The next morning, Adam and Angela made the turn off the county road to the Church driveway just after nine a.m. It was already hot and muggy, worse than yesterday. As they got out of the car, Adam looked over at Angela.
“Mind if I introduce you to my Mom?” he asked.
She looked at him, one eyebrow raised.
“Show you her grave, say hi, and show you some of my favorite stones?” he asked.
“Sure.”
The grave yard was laid out beside the Chapel on a gentle slope. The Pastor’s headstone was the closest to the church with the oldest stones ranging around it in a semi-circle. Celia Brown’s grave stone was small, almost flat, only her name and dates engraved on it.
“She died five years ago,” he said softly as he traced the last date with his finger. Angela knelt down beside him. “She was old, she was happy. Never left the County.” He smiled sadly. “Never needed to!” she would always say. “She always wanted to visit Knoxville. Or Lexington, or almost anywhere there was a big library.” He pause again. “She never said that without immediately denying that she really wanted to.’ Too much trouble’, she would say. ‘Too many people, too expensive. Too much sin!’
Adam and Angela continued wandering around the graveyard after that, and he introduced her to dead relatives and high school friends.

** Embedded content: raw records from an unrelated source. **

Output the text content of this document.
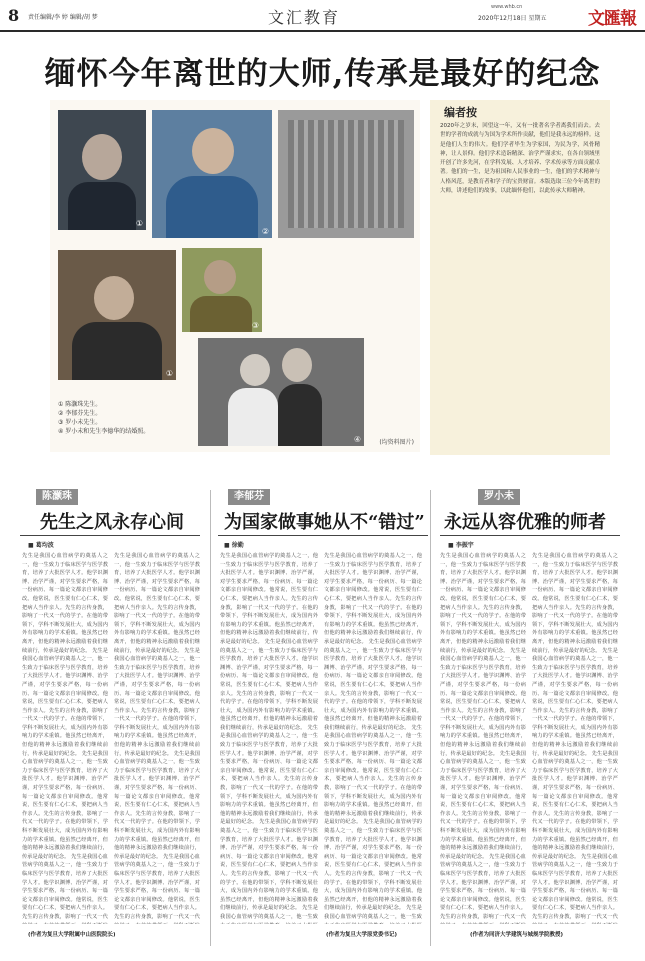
8 责任编辑/李 婷 编辑/胡 梦	文汇教育
www.whb.cn
2020年12月18日 星期五 文匯報
缅怀今年离世的大师,传承是最好的纪念
①
②
①
③
④
① 陈灏珠先生。
② 李郁芬先生。
③ 罗小未先生。
④ 罗小未和先生李德华的结婚照。
(均资料图片)
编者按
2020年之岁末，回望这一年，又有一批著名学者离我们而去。去世的学者的成就与为国为学术所作贡献，他们是我永远的榜样。这是他们人生的伟大。他们学者毕生为学家国，为民为学，风骨精神，让人景仰。他们学术造诣精深、治学严谨求实，在各自领域里开创了许多先河，在学科发展、人才培养、学术传承等方面贡献卓著。他们的一生，是为祖国和人民事业的一生，他们的学术精神与人格风范，是教育者和学子的宝贵财富。本版选取三位今年离世的大师，讲述他们的故事，以此缅怀他们，以此传承大师精神。
陈灏珠
先生之风永存心间
■ 葛均波
先生是我国心血管病学的奠基人之一，他一生致力于临床医学与医学教育，培养了大批医学人才。他学识渊博、治学严谨，对学生要求严格，每一份病历、每一篇论文都亲自审阅修改。他常说，医生要有仁心仁术，要把病人当作亲人。先生的言传身教，影响了一代又一代的学子。在他的带领下，学科不断发展壮大，成为国内外有影响力的学术重镇。他虽然已经离开，但他的精神永远激励着我们继续前行，传承是最好的纪念。 先生是我国心血管病学的奠基人之一，他一生致力于临床医学与医学教育，培养了大批医学人才。他学识渊博、治学严谨，对学生要求严格，每一份病历、每一篇论文都亲自审阅修改。他常说，医生要有仁心仁术，要把病人当作亲人。先生的言传身教，影响了一代又一代的学子。在他的带领下，学科不断发展壮大，成为国内外有影响力的学术重镇。他虽然已经离开，但他的精神永远激励着我们继续前行，传承是最好的纪念。 先生是我国心血管病学的奠基人之一，他一生致力于临床医学与医学教育，培养了大批医学人才。他学识渊博、治学严谨，对学生要求严格，每一份病历、每一篇论文都亲自审阅修改。他常说，医生要有仁心仁术，要把病人当作亲人。先生的言传身教，影响了一代又一代的学子。在他的带领下，学科不断发展壮大，成为国内外有影响力的学术重镇。他虽然已经离开，但他的精神永远激励着我们继续前行，传承是最好的纪念。 先生是我国心血管病学的奠基人之一，他一生致力于临床医学与医学教育，培养了大批医学人才。他学识渊博、治学严谨，对学生要求严格，每一份病历、每一篇论文都亲自审阅修改。他常说，医生要有仁心仁术，要把病人当作亲人。先生的言传身教，影响了一代又一代
先生是我国心血管病学的奠基人之一，他一生致力于临床医学与医学教育，培养了大批医学人才。他学识渊博、治学严谨，对学生要求严格，每一份病历、每一篇论文都亲自审阅修改。他常说，医生要有仁心仁术，要把病人当作亲人。先生的言传身教，影响了一代又一代的学子。在他的带领下，学科不断发展壮大，成为国内外有影响力的学术重镇。他虽然已经离开，但他的精神永远激励着我们继续前行，传承是最好的纪念。 先生是我国心血管病学的奠基人之一，他一生致力于临床医学与医学教育，培养了大批医学人才。他学识渊博、治学严谨，对学生要求严格，每一份病历、每一篇论文都亲自审阅修改。他常说，医生要有仁心仁术，要把病人当作亲人。先生的言传身教，影响了一代又一代的学子。在他的带领下，学科不断发展壮大，成为国内外有影响力的学术重镇。他虽然已经离开，但他的精神永远激励着我们继续前行，传承是最好的纪念。 先生是我国心血管病学的奠基人之一，他一生致力于临床医学与医学教育，培养了大批医学人才。他学识渊博、治学严谨，对学生要求严格，每一份病历、每一篇论文都亲自审阅修改。他常说，医生要有仁心仁术，要把病人当作亲人。先生的言传身教，影响了一代又一代的学子。在他的带领下，学科不断发展壮大，成为国内外有影响力的学术重镇。他虽然已经离开，但他的精神永远激励着我们继续前行，传承是最好的纪念。 先生是我国心血管病学的奠基人之一，他一生致力于临床医学与医学教育，培养了大批医学人才。他学识渊博、治学严谨，对学生要求严格，每一份病历、每一篇论文都亲自审阅修改。他常说，医生要有仁心仁术，要把病人当作亲人。先生的言传身教，影响了一代又一代
(作者为复旦大学附属中山医院院长)
李郁芬
为国家做事她从不“错过”
■ 徐勤
先生是我国心血管病学的奠基人之一，他一生致力于临床医学与医学教育，培养了大批医学人才。他学识渊博、治学严谨，对学生要求严格，每一份病历、每一篇论文都亲自审阅修改。他常说，医生要有仁心仁术，要把病人当作亲人。先生的言传身教，影响了一代又一代的学子。在他的带领下，学科不断发展壮大，成为国内外有影响力的学术重镇。他虽然已经离开，但他的精神永远激励着我们继续前行，传承是最好的纪念。 先生是我国心血管病学的奠基人之一，他一生致力于临床医学与医学教育，培养了大批医学人才。他学识渊博、治学严谨，对学生要求严格，每一份病历、每一篇论文都亲自审阅修改。他常说，医生要有仁心仁术，要把病人当作亲人。先生的言传身教，影响了一代又一代的学子。在他的带领下，学科不断发展壮大，成为国内外有影响力的学术重镇。他虽然已经离开，但他的精神永远激励着我们继续前行，传承是最好的纪念。 先生是我国心血管病学的奠基人之一，他一生致力于临床医学与医学教育，培养了大批医学人才。他学识渊博、治学严谨，对学生要求严格，每一份病历、每一篇论文都亲自审阅修改。他常说，医生要有仁心仁术，要把病人当作亲人。先生的言传身教，影响了一代又一代的学子。在他的带领下，学科不断发展壮大，成为国内外有影响力的学术重镇。他虽然已经离开，但他的精神永远激励着我们继续前行，传承是最好的纪念。 先生是我国心血管病学的奠基人之一，他一生致力于临床医学与医学教育，培养了大批医学人才。他学识渊博、治学严谨，对学生要求严格，每一份病历、每一篇论文都亲自审阅修改。他常说，医生要有仁心仁术，要把病人当作亲人。先生的言传身教，影响了一代又一代的学子。在他的带领下，学科不断发展壮大，成为国内外有影响力的学术重镇。他虽然已经离开，但他的精神永远激励着我们继续前行，传承是最好的纪念。 先生是我国心血管病学的奠基人之一，他一生致
先生是我国心血管病学的奠基人之一，他一生致力于临床医学与医学教育，培养了大批医学人才。他学识渊博、治学严谨，对学生要求严格，每一份病历、每一篇论文都亲自审阅修改。他常说，医生要有仁心仁术，要把病人当作亲人。先生的言传身教，影响了一代又一代的学子。在他的带领下，学科不断发展壮大，成为国内外有影响力的学术重镇。他虽然已经离开，但他的精神永远激励着我们继续前行，传承是最好的纪念。 先生是我国心血管病学的奠基人之一，他一生致力于临床医学与医学教育，培养了大批医学人才。他学识渊博、治学严谨，对学生要求严格，每一份病历、每一篇论文都亲自审阅修改。他常说，医生要有仁心仁术，要把病人当作亲人。先生的言传身教，影响了一代又一代的学子。在他的带领下，学科不断发展壮大，成为国内外有影响力的学术重镇。他虽然已经离开，但他的精神永远激励着我们继续前行，传承是最好的纪念。 先生是我国心血管病学的奠基人之一，他一生致力于临床医学与医学教育，培养了大批医学人才。他学识渊博、治学严谨，对学生要求严格，每一份病历、每一篇论文都亲自审阅修改。他常说，医生要有仁心仁术，要把病人当作亲人。先生的言传身教，影响了一代又一代的学子。在他的带领下，学科不断发展壮大，成为国内外有影响力的学术重镇。他虽然已经离开，但他的精神永远激励着我们继续前行，传承是最好的纪念。 先生是我国心血管病学的奠基人之一，他一生致力于临床医学与医学教育，培养了大批医学人才。他学识渊博、治学严谨，对学生要求严格，每一份病历、每一篇论文都亲自审阅修改。他常说，医生要有仁心仁术，要把病人当作亲人。先生的言传身教，影响了一代又一代的学子。在他的带领下，学科不断发展壮大，成为国内外有影响力的学术重镇。他虽然已经离开，但他的精神永远激励着我们继续前行，传承是最好的纪念。 先生是我国心血管病学的奠基人之一，他一生致
(作者为复旦大学原党委书记)
罗小未
永远从容优雅的师者
■ 李振宇
先生是我国心血管病学的奠基人之一，他一生致力于临床医学与医学教育，培养了大批医学人才。他学识渊博、治学严谨，对学生要求严格，每一份病历、每一篇论文都亲自审阅修改。他常说，医生要有仁心仁术，要把病人当作亲人。先生的言传身教，影响了一代又一代的学子。在他的带领下，学科不断发展壮大，成为国内外有影响力的学术重镇。他虽然已经离开，但他的精神永远激励着我们继续前行，传承是最好的纪念。 先生是我国心血管病学的奠基人之一，他一生致力于临床医学与医学教育，培养了大批医学人才。他学识渊博、治学严谨，对学生要求严格，每一份病历、每一篇论文都亲自审阅修改。他常说，医生要有仁心仁术，要把病人当作亲人。先生的言传身教，影响了一代又一代的学子。在他的带领下，学科不断发展壮大，成为国内外有影响力的学术重镇。他虽然已经离开，但他的精神永远激励着我们继续前行，传承是最好的纪念。 先生是我国心血管病学的奠基人之一，他一生致力于临床医学与医学教育，培养了大批医学人才。他学识渊博、治学严谨，对学生要求严格，每一份病历、每一篇论文都亲自审阅修改。他常说，医生要有仁心仁术，要把病人当作亲人。先生的言传身教，影响了一代又一代的学子。在他的带领下，学科不断发展壮大，成为国内外有影响力的学术重镇。他虽然已经离开，但他的精神永远激励着我们继续前行，传承是最好的纪念。 先生是我国心血管病学的奠基人之一，他一生致力于临床医学与医学教育，培养了大批医学人才。他学识渊博、治学严谨，对学生要求严格，每一份病历、每一篇论文都亲自审阅修改。他常说，医生要有仁心仁术，要把病人当作亲人。先生的言传身教，影响了一代又一代
先生是我国心血管病学的奠基人之一，他一生致力于临床医学与医学教育，培养了大批医学人才。他学识渊博、治学严谨，对学生要求严格，每一份病历、每一篇论文都亲自审阅修改。他常说，医生要有仁心仁术，要把病人当作亲人。先生的言传身教，影响了一代又一代的学子。在他的带领下，学科不断发展壮大，成为国内外有影响力的学术重镇。他虽然已经离开，但他的精神永远激励着我们继续前行，传承是最好的纪念。 先生是我国心血管病学的奠基人之一，他一生致力于临床医学与医学教育，培养了大批医学人才。他学识渊博、治学严谨，对学生要求严格，每一份病历、每一篇论文都亲自审阅修改。他常说，医生要有仁心仁术，要把病人当作亲人。先生的言传身教，影响了一代又一代的学子。在他的带领下，学科不断发展壮大，成为国内外有影响力的学术重镇。他虽然已经离开，但他的精神永远激励着我们继续前行，传承是最好的纪念。 先生是我国心血管病学的奠基人之一，他一生致力于临床医学与医学教育，培养了大批医学人才。他学识渊博、治学严谨，对学生要求严格，每一份病历、每一篇论文都亲自审阅修改。他常说，医生要有仁心仁术，要把病人当作亲人。先生的言传身教，影响了一代又一代的学子。在他的带领下，学科不断发展壮大，成为国内外有影响力的学术重镇。他虽然已经离开，但他的精神永远激励着我们继续前行，传承是最好的纪念。 先生是我国心血管病学的奠基人之一，他一生致力于临床医学与医学教育，培养了大批医学人才。他学识渊博、治学严谨，对学生要求严格，每一份病历、每一篇论文都亲自审阅修改。他常说，医生要有仁心仁术，要把病人当作亲人。先生的言传身教，影响了一代又一代
(作者为同济大学建筑与城规学院教授)
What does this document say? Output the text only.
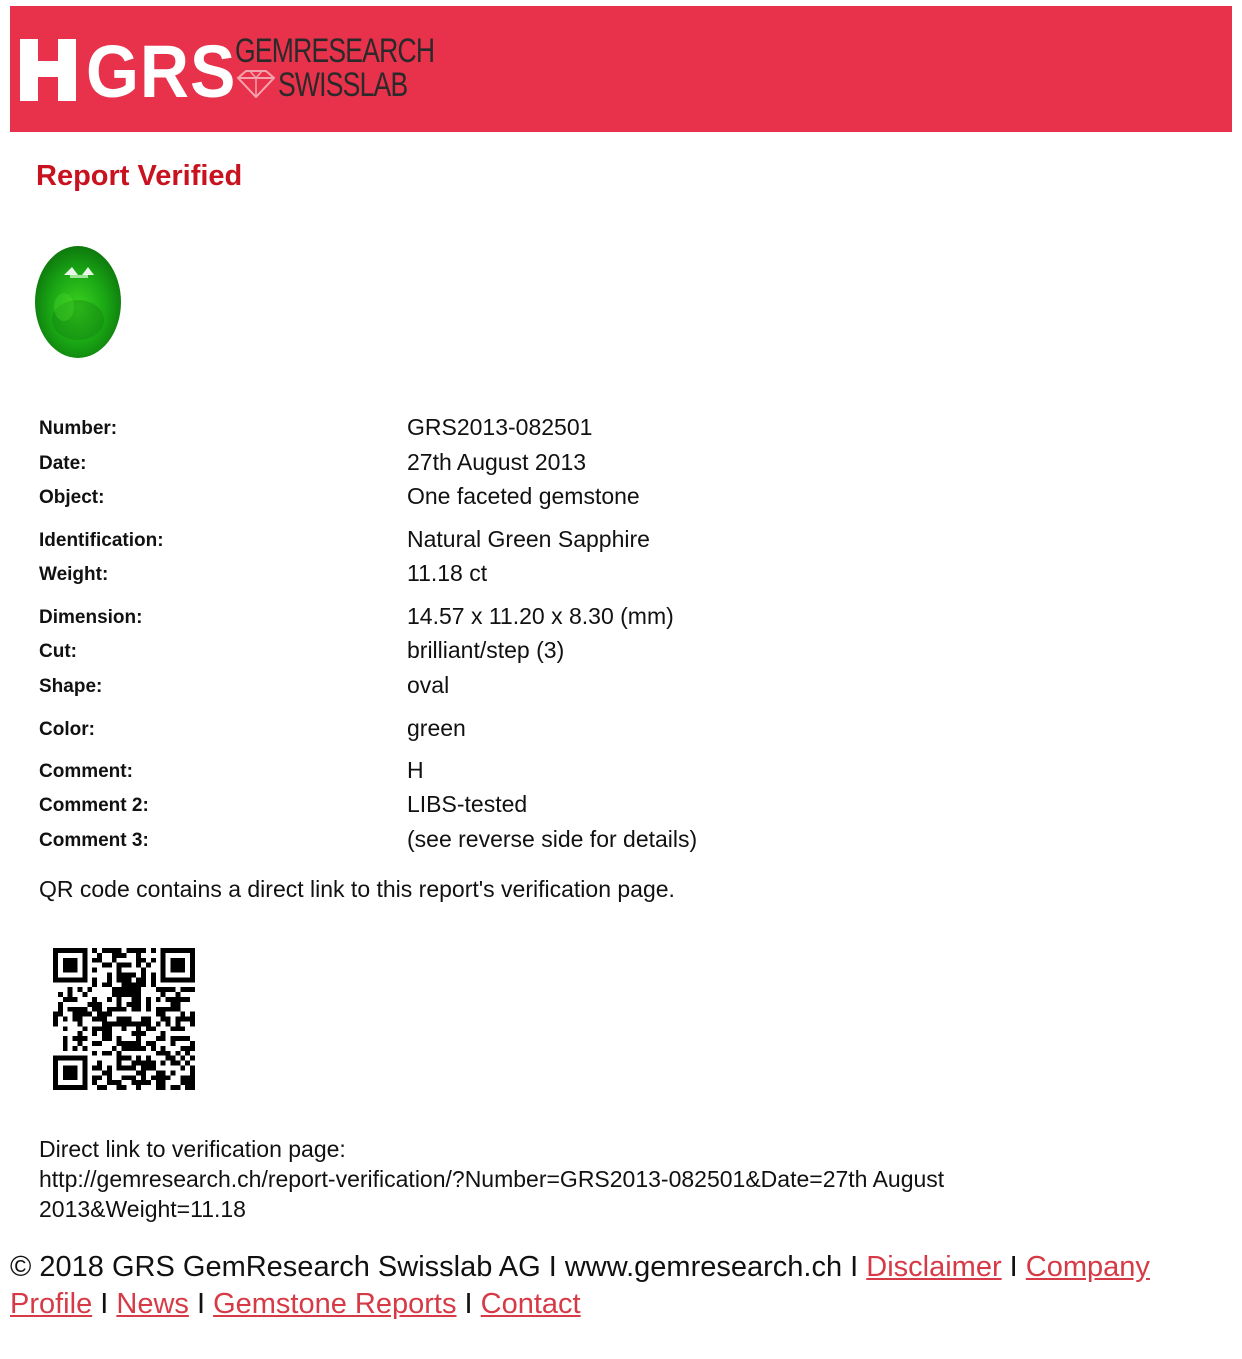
GRS
GEMRESEARCH
SWISSLAB
Report Verified
Number:	GRS2013-082501
Date:	27th August 2013
Object:	One faceted gemstone
Identification:	Natural Green Sapphire
Weight:	11.18 ct
Dimension:	14.57 x 11.20 x 8.30 (mm)
Cut:	brilliant/step (3)
Shape:	oval
Color:	green
Comment:	H
Comment 2:	LIBS-tested
Comment 3:	(see reverse side for details)
QR code contains a direct link to this report's verification page.
Direct link to verification page:
http://gemresearch.ch/report-verification/?Number=GRS2013-082501&Date=27th August
2013&Weight=11.18
© 2018 GRS GemResearch Swisslab AG I www.gemresearch.ch I Disclaimer I Company Profile I News I Gemstone Reports I Contact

At one point, Angela commented. “I thought all gravestones are supposed to face east. Something about resurrection or something. Most of these face the Pastor’s Stone.”
“They all do. That’s the way Pastor wanted it.”
“No they don’t. Some face the opposite way.”
“Where?”
“Well your mother’s for one. And here! Here’s another one.”
They were standing in front of one of Adam’s favorites, an old stone about four feet high, a rounded top, with a poem and a stylized willow tree carved on it. He had to look twice, to realize Angela was right —the carving was on the side away from the pastor’s stone and the church.
He was silent, and then said, “I used to clean the moss off the picture so I could see it better. But yeah… the moss is all on the other side now. Weird.”
He went back to his mother’s stone. “It slants the wrong way! It’s supposed to slant toward the Pastor’s stone not away. Damn! Who changed it around?!” He was getting angry. “Where’s Billy?! If he’s been fu— ”
“Adam! You’re in a graveyard! Have some decency!”
“What?!”
“Billy hasn’t got the brains or the time to do this stuff . Anyway, your mother’s stone isn’t the only one that is facing different.”
It was true. The more the two of them looked, the more stones they found. Oddly, the stones that were ‘wrong’ were clean and standing straighter than many of the others.
“It’s time to find Billy,” Adam said. “Find out what’s going on here.”